Badan Kejuruan Teknik Industri – Persatuan Insinyur Indonesia (BKTI–PII) turut hadir dan mengambil bagian secara aktif dalam Kongres Luar Biasa (KLB) dan Rapat Pimpinan Nasional (RAPIMNAS) Persatuan Insinyur Indonesia (PII) Tahun 2025. Partisipasi ini merupakan wujud komitmen BKTI–PII dalam memperkuat peran strategis insinyur Indonesia serta mendukung arah kebijakan nasional menuju reindustrialisasi dan kemandirian teknologi bangsa.

KLB dan RAPIMNAS PII 2025 mengusung tema “Organisasi Ligat, Reindustrialisasi Kuat”, yang menegaskan komitmen PII untuk membangun organisasi profesi yang tanggap, lincah, dan kokoh. Organisasi yang ligat dinilai menjadi fondasi penting dalam mempercepat kebangkitan industri nasional yang kompetitif, berdaya saing global, dan berkelanjutan.

Dalam forum strategis ini, BKTI–PII mengirimkan delegasi yang terdiri dari Ketua BKTI–PII, Ir. Wiza Hidayat, Deputi Ketua II Bidang Kerja Sama Universitas, Ir. Rio Andi, Deputi Ketua III Bidang Investasi dan Kerja Sama Industri, Ir. Abdul Haris, serta sejumlah pengurus BKTI–PII lainnya. Kehadiran delegasi BKTI–PII menegaskan peran aktif badan kejuruan dalam proses konsolidasi organisasi dan perumusan arah strategis PII ke depan.
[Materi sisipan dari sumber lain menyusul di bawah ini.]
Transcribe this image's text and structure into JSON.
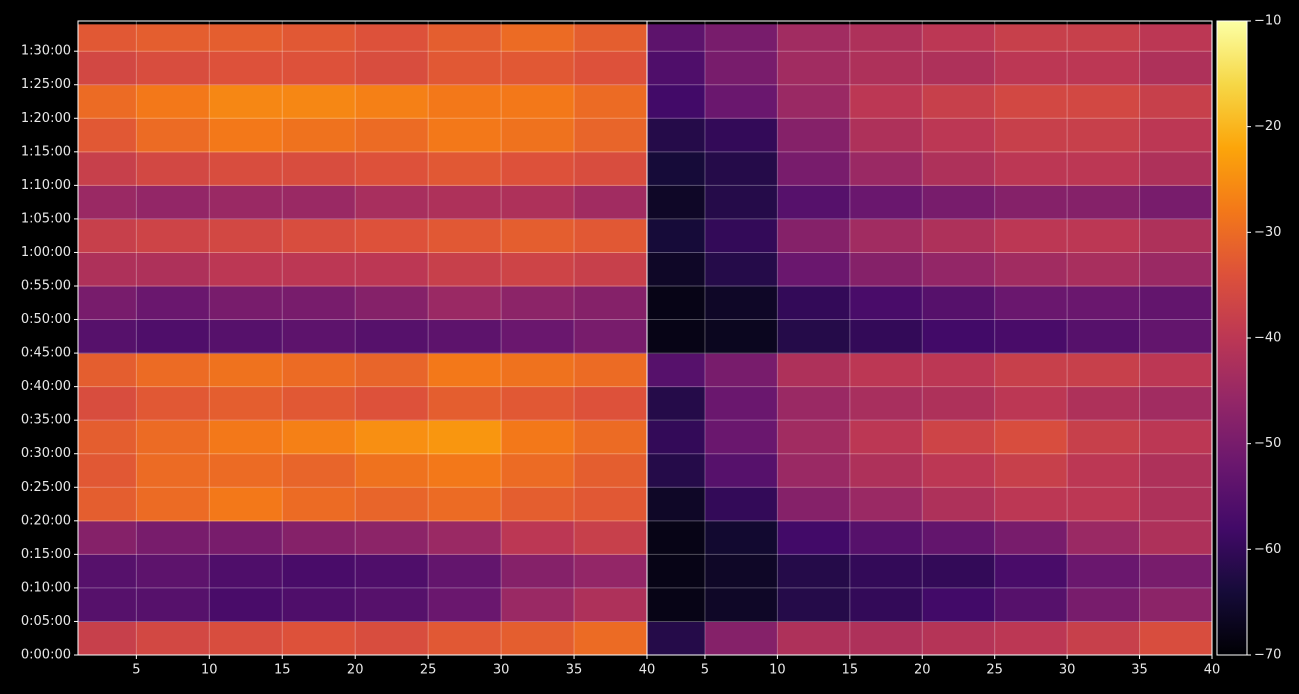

BKTI–PII berpartisipasi aktif dalam berbagai agenda KLB dan RAPIMNAS, termasuk diskusi strategis, penguatan sinergi lintas badan kejuruan, serta penyelarasan program kerja untuk menjawab tantangan reindustrialisasi nasional. Forum ini menjadi titik temu penting bagi seluruh elemen PII untuk memperkuat kolaborasi, memperjelas peran, dan menyatukan langkah dalam mendukung pembangunan industri nasional yang mandiri dan berkelanjutan.

Sebagai bagian dari keluarga besar PII, BKTI–PII menegaskan komitmennya untuk mendukung penuh agenda reindustrialisasi nasional melalui penguatan kapasitas insinyur di bidang Teknik Industri, peningkatan kompetensi dan sertifikasi, serta penguatan kolaborasi dengan dunia industri, akademisi, dan pemerintah.

Langkah strategis ini sejalan dengan semangat “Organisasi Ligat, Reindustrialisasi Kuat”, yang menempatkan insinyur Indonesia sebagai penggerak utama dalam membangun industri nasional yang mandiri, inovatif, dan kompetitif di kancah global.